After the destruction of the POWs, the soldiers turned their attention to the women of Nanking and an outright animalistic hunt ensued. Old women over the age of 70 as well as little girls under the age of 8 were dragged off to be sexually abused. More than 20,000 females (with some estimates as high as 80,000) were gang-raped by Japanese soldiers, then stabbed to death with bayonets or shot so they could never bear witness.

Pregnant women were not spared. In several instances, they were raped, then had their bellies slit open and the fetuses torn out. Sometimes, after storming into a house and encountering a whole family, the Japanese forced Chinese men to rape their own daughters, sons to rape their mothers, and brothers their sisters, while the rest of the family was made to watch.

Sanctions might be considered a fairly mild response to the ruling cabal which sanctioned brutalities like these in a neighbouring country, might they not?

Unfortunately for her, thesis Hotta’s article unwittingly reminds us of yet another reason why diplomacy might not have been the most fruitful strategy the US could have pursued against Japan. Here she highlights the delusional nature of Japanese government assumptions at the time:

It was ultimately in the name of saving Asia for all Asians from what was regarded as western arrogance that the government united to wage war.

Hmm. I wonder what the surviving citizens of Nanjing think of that self-deluding and see-through excuse for naked imperialism.

Worse than that, the author can’t resist drawing quite frankly laughable ‘lessons’ for today from her flawed understanding of history:

With almost 70 years of hindsight, Pearl Harbor should offer some lessons for US foreign policy today. Despite obvious differences between Pearl Harbor and recent Islamist terrorist tactics, they show the common desire of self-proclaimed Davids to topple their Goliaths in a clearly lop-sided battle. These Davids depend on western technologies to overcome imbalances of power, and are driven by a sense of real or imagined humiliation.

Oh dear God.

The only lesson we can draw from this article is the opposite the one the author appears to want us to.  Treating militaristic ideologies (state sanctioned or not) whose practice and ideology involves rationales for genocide – as “humiliated” actors in a political drama that acts of diplomacy are able to “resolve” – is at the very least, symptomatic of a dangerous and demonstrable naivety.

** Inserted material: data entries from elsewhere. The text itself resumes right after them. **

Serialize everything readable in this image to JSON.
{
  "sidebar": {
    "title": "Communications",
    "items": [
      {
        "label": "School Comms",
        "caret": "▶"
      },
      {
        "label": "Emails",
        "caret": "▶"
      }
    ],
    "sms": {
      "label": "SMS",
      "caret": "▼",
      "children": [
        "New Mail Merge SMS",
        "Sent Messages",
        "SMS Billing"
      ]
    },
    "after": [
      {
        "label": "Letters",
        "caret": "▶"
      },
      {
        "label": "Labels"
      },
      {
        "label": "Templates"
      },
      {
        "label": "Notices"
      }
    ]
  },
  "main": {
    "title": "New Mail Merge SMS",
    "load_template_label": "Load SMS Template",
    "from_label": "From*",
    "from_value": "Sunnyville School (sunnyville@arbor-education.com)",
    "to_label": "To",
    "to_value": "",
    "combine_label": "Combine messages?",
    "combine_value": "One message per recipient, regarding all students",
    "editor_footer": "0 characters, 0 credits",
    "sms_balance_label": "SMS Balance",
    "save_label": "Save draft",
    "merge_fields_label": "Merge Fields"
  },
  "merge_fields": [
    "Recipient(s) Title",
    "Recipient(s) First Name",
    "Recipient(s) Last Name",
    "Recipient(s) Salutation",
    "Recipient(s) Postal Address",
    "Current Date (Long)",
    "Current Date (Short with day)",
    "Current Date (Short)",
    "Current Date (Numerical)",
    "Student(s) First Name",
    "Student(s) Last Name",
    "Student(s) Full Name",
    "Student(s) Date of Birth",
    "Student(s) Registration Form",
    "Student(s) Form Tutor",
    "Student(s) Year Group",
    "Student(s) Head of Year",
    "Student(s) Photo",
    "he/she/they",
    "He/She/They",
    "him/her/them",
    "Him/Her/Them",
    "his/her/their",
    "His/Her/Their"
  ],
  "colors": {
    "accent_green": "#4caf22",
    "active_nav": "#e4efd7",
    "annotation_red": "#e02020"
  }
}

Where does the Guardian get this never-ending supply of ‘understanders’ from?

David T adds:

Apparently, Eri Hotta is the wife of liberal Anglo-Dutch intellectual, Ian Buruma:

Last year he married another Japanese woman, Eri Hotta, 20 years his junior. They met after he gave a talk at Oxford, where Hotta was a doctoral student in international relations. They have a 16-month-old daughter, Josephine, and speak mostly Japanese at home.

In his 1996 collection of essays The Missionary and the Libertine, Buruma explores the stereotype of liberated sexuality for which Westerners have traditionally looked to the Orient.

Is this sort of apologia for genocidal Japanese imperialism common among liberal-ish Japanese intellectuals, do you know?